The events of Dunkirk – the evacuation of the troops by the “little ships” has become part of the British myth. Here using commentary from the survivors together with archive material the story of Dunkirk is retold, bringing alive the desperate situation the hemmed-in troops faced together with the bravery and sacrifice of those who rescued them. With great effect, Sinclair McKay embeds the story of Dunkirk into the World War II narrative, giving us the behind-the-scenes military and political views of the situation, how the public seized on the event as a strengthening of national resolve, how it affected the progress of the war and finally how it remains lodged in the national subconscious.

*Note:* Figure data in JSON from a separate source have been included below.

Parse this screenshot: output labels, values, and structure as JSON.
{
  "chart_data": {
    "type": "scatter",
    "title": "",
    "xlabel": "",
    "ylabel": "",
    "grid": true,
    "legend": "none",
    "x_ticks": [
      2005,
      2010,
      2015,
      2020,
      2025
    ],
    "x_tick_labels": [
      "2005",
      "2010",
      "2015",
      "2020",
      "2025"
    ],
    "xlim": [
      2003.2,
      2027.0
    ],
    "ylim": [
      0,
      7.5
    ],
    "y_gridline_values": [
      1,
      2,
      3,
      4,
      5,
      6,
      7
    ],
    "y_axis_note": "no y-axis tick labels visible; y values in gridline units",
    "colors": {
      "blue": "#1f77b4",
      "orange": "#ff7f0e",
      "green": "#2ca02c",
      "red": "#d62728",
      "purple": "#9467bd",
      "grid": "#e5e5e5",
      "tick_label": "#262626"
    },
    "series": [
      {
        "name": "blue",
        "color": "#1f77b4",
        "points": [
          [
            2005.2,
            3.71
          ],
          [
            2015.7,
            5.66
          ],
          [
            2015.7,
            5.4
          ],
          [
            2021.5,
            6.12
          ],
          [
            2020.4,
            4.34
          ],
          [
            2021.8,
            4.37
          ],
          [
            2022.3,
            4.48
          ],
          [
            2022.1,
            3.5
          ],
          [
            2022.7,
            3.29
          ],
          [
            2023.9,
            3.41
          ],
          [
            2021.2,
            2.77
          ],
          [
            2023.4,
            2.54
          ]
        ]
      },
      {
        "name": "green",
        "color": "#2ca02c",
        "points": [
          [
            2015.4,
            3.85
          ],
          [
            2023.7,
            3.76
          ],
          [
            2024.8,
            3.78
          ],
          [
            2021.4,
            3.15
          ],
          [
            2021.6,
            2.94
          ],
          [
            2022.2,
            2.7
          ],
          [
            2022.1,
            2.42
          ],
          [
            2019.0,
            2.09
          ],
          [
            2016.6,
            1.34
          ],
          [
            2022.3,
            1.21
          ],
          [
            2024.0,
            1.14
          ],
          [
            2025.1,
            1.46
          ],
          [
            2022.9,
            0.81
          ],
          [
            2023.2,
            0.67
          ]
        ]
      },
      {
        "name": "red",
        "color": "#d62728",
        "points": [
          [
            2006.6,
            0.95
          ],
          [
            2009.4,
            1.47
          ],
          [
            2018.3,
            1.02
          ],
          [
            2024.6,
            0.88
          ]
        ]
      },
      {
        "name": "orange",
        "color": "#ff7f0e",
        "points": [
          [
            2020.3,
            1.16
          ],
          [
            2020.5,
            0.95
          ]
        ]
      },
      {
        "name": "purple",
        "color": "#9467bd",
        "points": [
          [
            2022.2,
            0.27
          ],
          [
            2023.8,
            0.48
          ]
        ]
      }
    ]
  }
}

Dunkirk From Disaster to Deliverance - Testimonies of the Last Survivors Synopsis
When Churchill made one of the most inspiring speeches of the 20th century - 'we will fight them on the beaches' - some thought that it was his way of preparing the public for the fall of France. Others heard it as a direct appeal to the Americans. The Prime Minister was speaking in the Commons in June 4 1940, giving thanks for the miracle of deliverance, the harrowing and breathless evacuation of over 338,000 troops - British and French and Belgian - from the beaches and harbour at Dunkirk in the teeth of nightmarish German onslaught. Churchill was determined it shouldn't be labelled a victory. He was already too late. Hours later, broadcaster JB Priestley was to call it 'an absurd English epic'. The last of the boatloads had returned to Dover in the small hours of June 4th. And the mythologizing had already begun - from euphoric American journalists to the thousands of women who lined up on railway platforms, crowding round exhausted soldiers as if they were movie stars. But was Churchill privately convinced that the Germans were about to successfully invade England? Those days of Dunkirk, and the spirit, and the image of the indefatigable little ships, are still invoked now whenever the nation finds itself in any kind of crisis. But there is a wider story too that involves a very large number of civilians - from nurses to racing enthusiasts, trades union leaders to dance hall managers, novelists to seaside cafe owners. And even wider yet, a story that starts in September 1939: of young civilian men being trained for a war that was already 25 years out of date; and the increasing suspense - and occasional surrealism - of the Phoney War. The 'absurd epic' of Dunkirk - told here through fresh interviews with veterans, plus unseen letters and archival material - is the story of how an old-fashioned island was brutally forced into the modernity of World War Two.
Sinclair McKay writes regularly for the Daily Telegraph and The Secret Listeners and has written books about James Bond and Hammer horror for Aurum. His next book, about the wartime Y Service during World War II, is due to be published by Aurum in 2012. He lives in London.